Kenya to automate trading at tea auction

Kenya to automate trading at tea auction

Kenya will this year begin to automate trading at its weekly tea auction of regional produce to increase transparency in dealings, the chairman of the East African Tea Traders Association (EATTA), which runs the sale, said on Wednesday.

Kenya’s hosts the world’s biggest tea auction, selling produce from nine African nations, including from Burundi, Rwanda, Uganda, Malawi and Mozambique. Ethiopia is due to join in March.

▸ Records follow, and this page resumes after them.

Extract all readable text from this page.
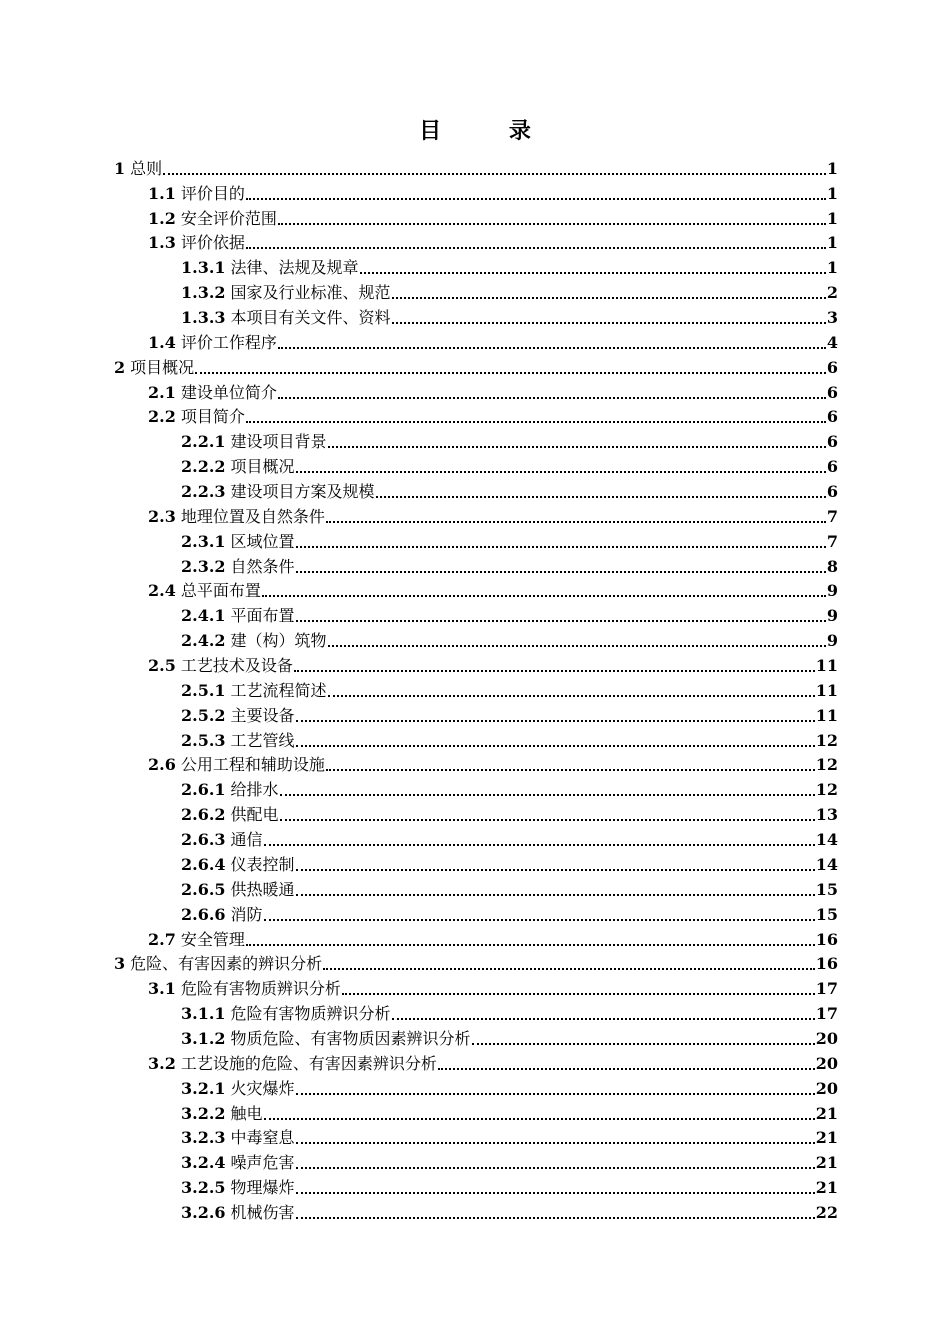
目 录
1 总则	1
1.1 评价目的	1
1.2 安全评价范围	1
1.3 评价依据	1
1.3.1 法律、法规及规章	1
1.3.2 国家及行业标准、规范	2
1.3.3 本项目有关文件、资料	3
1.4 评价工作程序	4
2 项目概况	6
2.1 建设单位简介	6
2.2 项目简介	6
2.2.1 建设项目背景	6
2.2.2 项目概况	6
2.2.3 建设项目方案及规模	6
2.3 地理位置及自然条件	7
2.3.1 区域位置	7
2.3.2 自然条件	8
2.4 总平面布置	9
2.4.1 平面布置	9
2.4.2 建（构）筑物	9
2.5 工艺技术及设备	11
2.5.1 工艺流程简述	11
2.5.2 主要设备	11
2.5.3 工艺管线	12
2.6 公用工程和辅助设施	12
2.6.1 给排水	12
2.6.2 供配电	13
2.6.3 通信	14
2.6.4 仪表控制	14
2.6.5 供热暖通	15
2.6.6 消防	15
2.7 安全管理	16
3 危险、有害因素的辨识分析	16
3.1 危险有害物质辨识分析	17
3.1.1 危险有害物质辨识分析	17
3.1.2 物质危险、有害物质因素辨识分析	20
3.2 工艺设施的危险、有害因素辨识分析	20
3.2.1 火灾爆炸	20
3.2.2 触电	21
3.2.3 中毒窒息	21
3.2.4 噪声危害	21
3.2.5 物理爆炸	21
3.2.6 机械伤害	22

Kenya, the world’s top producer of black tea, earns about $1 billion a year from exports, according to EATTA, making it one of the nation’s main sources of foreign exchange earnings.

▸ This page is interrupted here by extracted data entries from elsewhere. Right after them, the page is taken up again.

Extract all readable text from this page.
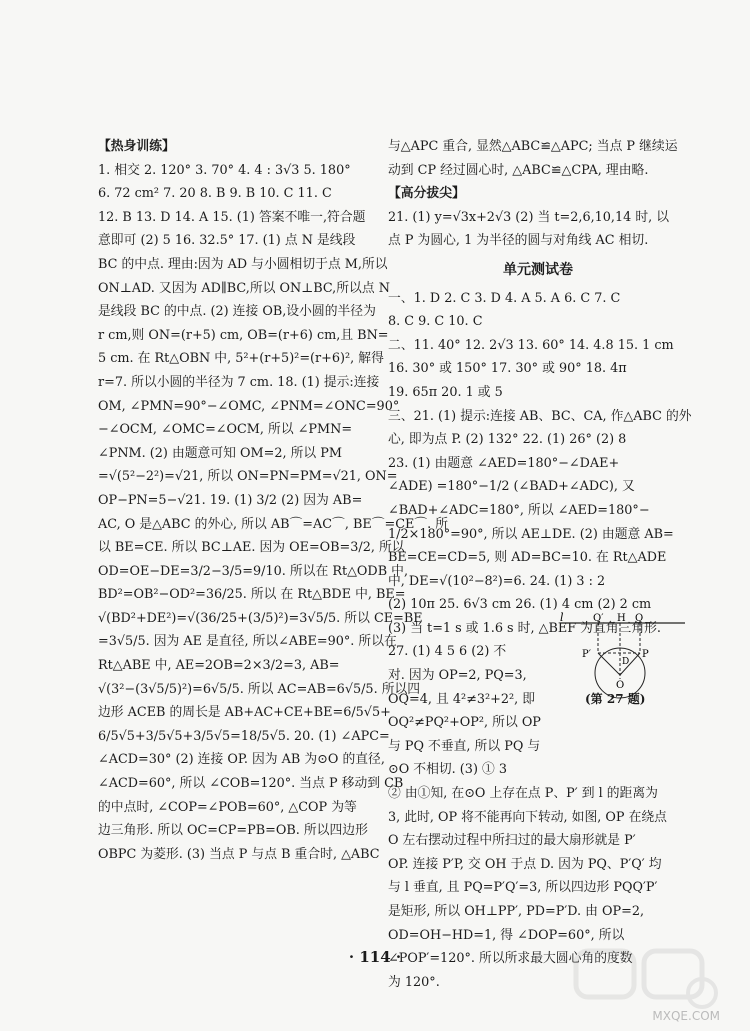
【热身训练】
1. 相交 2. 120° 3. 70° 4. 4 : 3√3 5. 180°
6. 72 cm² 7. 20 8. B 9. B 10. C 11. C
12. B 13. D 14. A 15. (1) 答案不唯一,符合题
意即可 (2) 5 16. 32.5° 17. (1) 点 N 是线段
BC 的中点. 理由:因为 AD 与小圆相切于点 M,所以
ON⊥AD. 又因为 AD∥BC,所以 ON⊥BC,所以点 N
是线段 BC 的中点. (2) 连接 OB,设小圆的半径为
r cm,则 ON=(r+5) cm, OB=(r+6) cm,且 BN=
5 cm. 在 Rt△OBN 中, 5²+(r+5)²=(r+6)², 解得
r=7. 所以小圆的半径为 7 cm. 18. (1) 提示:连接
OM, ∠PMN=90°−∠OMC, ∠PNM=∠ONC=90°
−∠OCM, ∠OMC=∠OCM, 所以 ∠PMN=
∠PNM. (2) 由题意可知 OM=2, 所以 PM
=√(5²−2²)=√21, 所以 ON=PN=PM=√21, ON=
OP−PN=5−√21. 19. (1) 3/2 (2) 因为 AB=
AC, O 是△ABC 的外心, 所以 AB⌒=AC⌒, BE⌒=CE⌒. 所
以 BE=CE. 所以 BC⊥AE. 因为 OE=OB=3/2, 所以
OD=OE−DE=3/2−3/5=9/10. 所以在 Rt△ODB 中,
BD²=OB²−OD²=36/25. 所以 在 Rt△BDE 中, BE=
√(BD²+DE²)=√(36/25+(3/5)²)=3√5/5. 所以 CE=BE
=3√5/5. 因为 AE 是直径, 所以∠ABE=90°. 所以在
Rt△ABE 中, AE=2OB=2×3/2=3, AB=
√(3²−(3√5/5)²)=6√5/5. 所以 AC=AB=6√5/5. 所以四
边形 ACEB 的周长是 AB+AC+CE+BE=6/5√5+
6/5√5+3/5√5+3/5√5=18/5√5. 20. (1) ∠APC=
∠ACD=30° (2) 连接 OP. 因为 AB 为⊙O 的直径,
∠ACD=60°, 所以 ∠COB=120°. 当点 P 移动到 CB
的中点时, ∠COP=∠POB=60°, △COP 为等
边三角形. 所以 OC=CP=PB=OB. 所以四边形
OBPC 为菱形. (3) 当点 P 与点 B 重合时, △ABC
与△APC 重合, 显然△ABC≌△APC; 当点 P 继续运
动到 CP 经过圆心时, △ABC≌△CPA, 理由略.
【高分拔尖】
21. (1) y=√3x+2√3 (2) 当 t=2,6,10,14 时, 以
点 P 为圆心, 1 为半径的圆与对角线 AC 相切.
单元测试卷
一、1. D 2. C 3. D 4. A 5. A 6. C 7. C
8. C 9. C 10. C
二、11. 40° 12. 2√3 13. 60° 14. 4.8 15. 1 cm
16. 30° 或 150° 17. 30° 或 90° 18. 4π
19. 65π 20. 1 或 5
三、21. (1) 提示:连接 AB、BC、CA, 作△ABC 的外
心, 即为点 P. (2) 132° 22. (1) 26° (2) 8
23. (1) 由题意 ∠AED=180°−∠DAE+
∠ADE) =180°−1/2 (∠BAD+∠ADC), 又
∠BAD+∠ADC=180°, 所以 ∠AED=180°−
1/2×180°=90°, 所以 AE⊥DE. (2) 由题意 AB=
BE=CE=CD=5, 则 AD=BC=10. 在 Rt△ADE
中, DE=√(10²−8²)=6. 24. (1) 3 : 2
(2) 10π 25. 6√3 cm 26. (1) 4 cm (2) 2 cm
(3) 当 t=1 s 或 1.6 s 时, △BEF 为直角三角形.
27. (1) 4 5 6 (2) 不
对. 因为 OP=2, PQ=3,
OQ=4, 且 4²≠3²+2², 即
OQ²≠PQ²+OP², 所以 OP
与 PQ 不垂直, 所以 PQ 与
⊙O 不相切. (3) ① 3
② 由①知, 在⊙O 上存在点 P、P′ 到 l 的距离为
3, 此时, OP 将不能再向下转动, 如图, OP 在绕点
O 左右摆动过程中所扫过的最大扇形就是 P′
OP. 连接 P′P, 交 OH 于点 D. 因为 PQ、P′Q′ 均
与 l 垂直, 且 PQ=P′Q′=3, 所以四边形 PQQ′P′
是矩形, 所以 OH⊥PP′, PD=P′D. 由 OP=2,
OD=OH−HD=1, 得 ∠DOP=60°, 所以
∠POP′=120°. 所以所求最大圆心角的度数
为 120°.
l	Q′ H Q
P′	P
D
O
(第 27 题)
· 114 ·
MXQE.COM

Complete automation of the auction would be completed in 2017 but the first phase would be in place this year, EATTA Chairman Nick Munyi told Reuters.

“We are changing from the normal way of knocking the hammer to clicking the mouse,” Munyi said by phone from the port city of Mombasa, where the 60-year old auction is based.

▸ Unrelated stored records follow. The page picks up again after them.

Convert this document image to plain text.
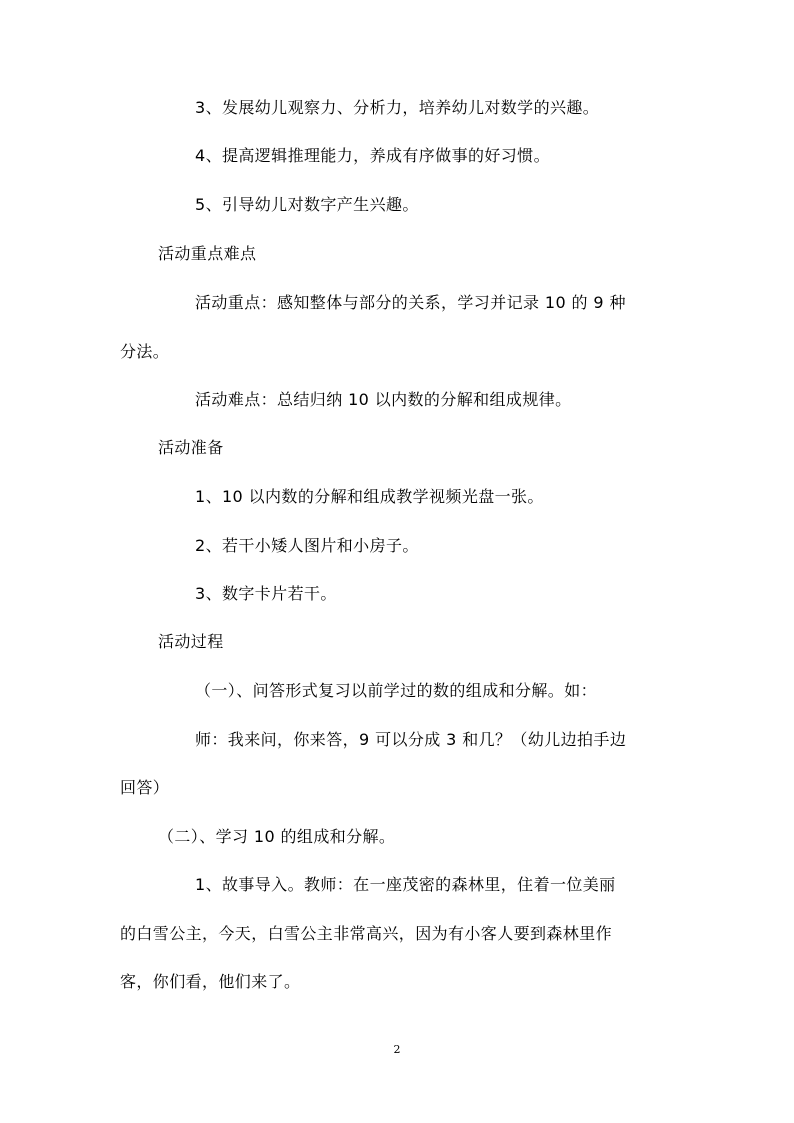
3、发展幼儿观察力、分析力，培养幼儿对数学的兴趣。
4、提高逻辑推理能力，养成有序做事的好习惯。
5、引导幼儿对数字产生兴趣。
活动重点难点
活动重点：感知整体与部分的关系，学习并记录 10 的 9 种
分法。
活动难点：总结归纳 10 以内数的分解和组成规律。
活动准备
1、10 以内数的分解和组成教学视频光盘一张。
2、若干小矮人图片和小房子。
3、数字卡片若干。
活动过程
（一）、问答形式复习以前学过的数的组成和分解。如：
师：我来问，你来答，9 可以分成 3 和几？（幼儿边拍手边
回答）
（二）、学习 10 的组成和分解。
1、故事导入。教师：在一座茂密的森林里，住着一位美丽
的白雪公主，今天，白雪公主非常高兴，因为有小客人要到森林里作
客，你们看，他们来了。
2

EATTA has 200 members drawn from growers, buyers, warehouse operators and brokers from regional African nations.

Automating the auction would cost $1.3 million, Munyi said, adding it would be funded by Trade Mark East Africa, an organisation that supports trade in the region.

Kenya’s President Uhuru Kenyatta visited the auction on Tuesday and urged members to speed up automation.

“Automating your system will go a long way to dispel some of the perceptions that this is a house of collusion. People believe that you just come here to showcase, but the real deals are done at night,” Kenyatta said.